Sejatinya, letusan di 27 Agustus jam 10.20 WIB di tahun 1883 merupakan aktivitas awal Krakatau yang sunyi selama 200 tahun tanpa gejolak vulkanis. Penyimpanan energi besar di bawah kawah Krakatau kemudian melontarkan ledakan dahsyat. Berdasarkan pada catatan National Geographic, letusan Krakatau merupakan suara paling keras yang menghancurkan sejarah manusia di abad modern. Suaranya terdengar sampai ribuan kilometer jauhnya di wilayah Afrika Barat.
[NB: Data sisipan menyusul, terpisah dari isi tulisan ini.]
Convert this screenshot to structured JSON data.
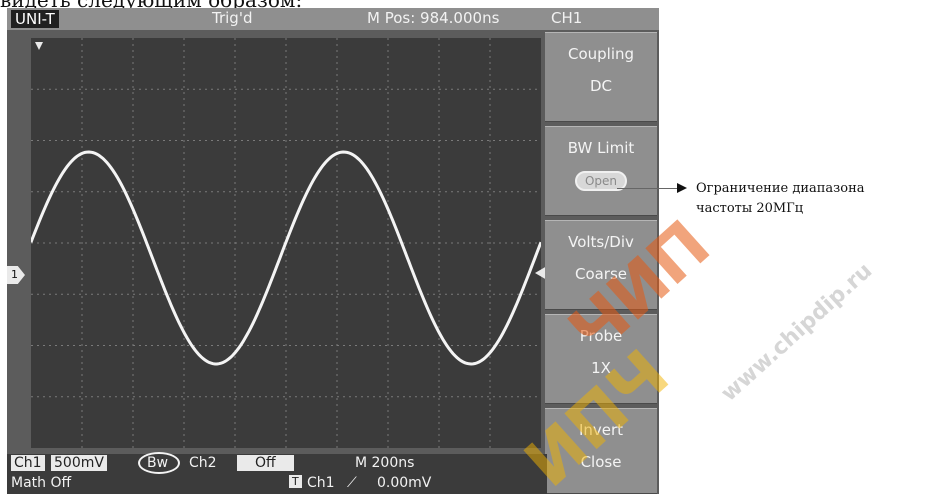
{
  "caption_top": "видеть следующим образом:",
  "topbar": {
    "brand": "UNI-T",
    "trigger_status": "Trig'd",
    "m_pos": "M Pos: 984.000ns",
    "menu_channel": "CH1"
  },
  "channel_marker": "1",
  "side_menu": [
    {
      "title": "Coupling",
      "value": "DC"
    },
    {
      "title": "BW Limit",
      "value": "Open"
    },
    {
      "title": "Volts/Div",
      "value": "Coarse"
    },
    {
      "title": "Probe",
      "value": "1X"
    },
    {
      "title": "Invert",
      "value": "Close"
    }
  ],
  "status_bar": {
    "ch1_label": "Ch1",
    "ch1_scale": "500mV",
    "bw_flag": "Bw",
    "ch2_label": "Ch2",
    "ch2_state": "Off",
    "timebase": "M 200ns",
    "math": "Math Off",
    "trigger_tag": "T",
    "trigger_source": "Ch1",
    "trigger_slope": "⟋",
    "trigger_level": "0.00mV"
  },
  "callout": {
    "line1": "Ограничение диапазона",
    "line2": "частоты 20МГц"
  },
  "watermark": {
    "text_red": "ЧИП",
    "text_yellow": "ИПЧ",
    "url": "www.chipdip.ru"
  },
  "waveform": {
    "type": "sine",
    "cycles": 2,
    "color": "#f4f4f4"
  }
}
Bencana alam letusan di pagi hari itu seketika menjadikan Jawa khususnya Batavia dan Sumatera berada dalam kepekatan sempurna, tanpa sinar matahari sama sekali selama berminggu-minggu. Batu dan abu vulkanis terlempar hingga ke Sri Lanka, India, Pakistan, Australia dan Selandia Baru. Memicu gelombang tsunami setinggi lebih dari 30 meter yang menyapu pesisir barat dan selatan Jawa.
Pasca letusan dahsyat di tahun 1883 yang meruntuhkan Gunung Krakatau, sejak tahun 1927 hingga kini, muncul ke permukaan sebuah gunung baru yang acapkali disebut sebagai Anak Krakatau. Tiap tahunnya, gunung Anak Krakatau masih memuntahkan abu vulkanis dalam skala kecil, dan bertumbuh setinggi 6 meter atau 0.5 meter per bulannya.
Saat ini kawasan Kaldera Purba hasil tubrukan lempeng Australia dan lempeng Eurasia di Selat Sunda sudah bergejolak kembali dan menjadi bencana alam yang menelan ratusan korban meninggal, ribuan orang mengungsi dan menyimpan luka mendalam bagi para keluarga korban. Meski tidak sedahsyat seperti di tahun 1883 silam, namun erupsi Anak Krakatau sampai saat ini masih terus terjadi. Kita hanya bisa berdo'a, semoga tidak akan ada lagi korban yang berjatuhan. Aamiin.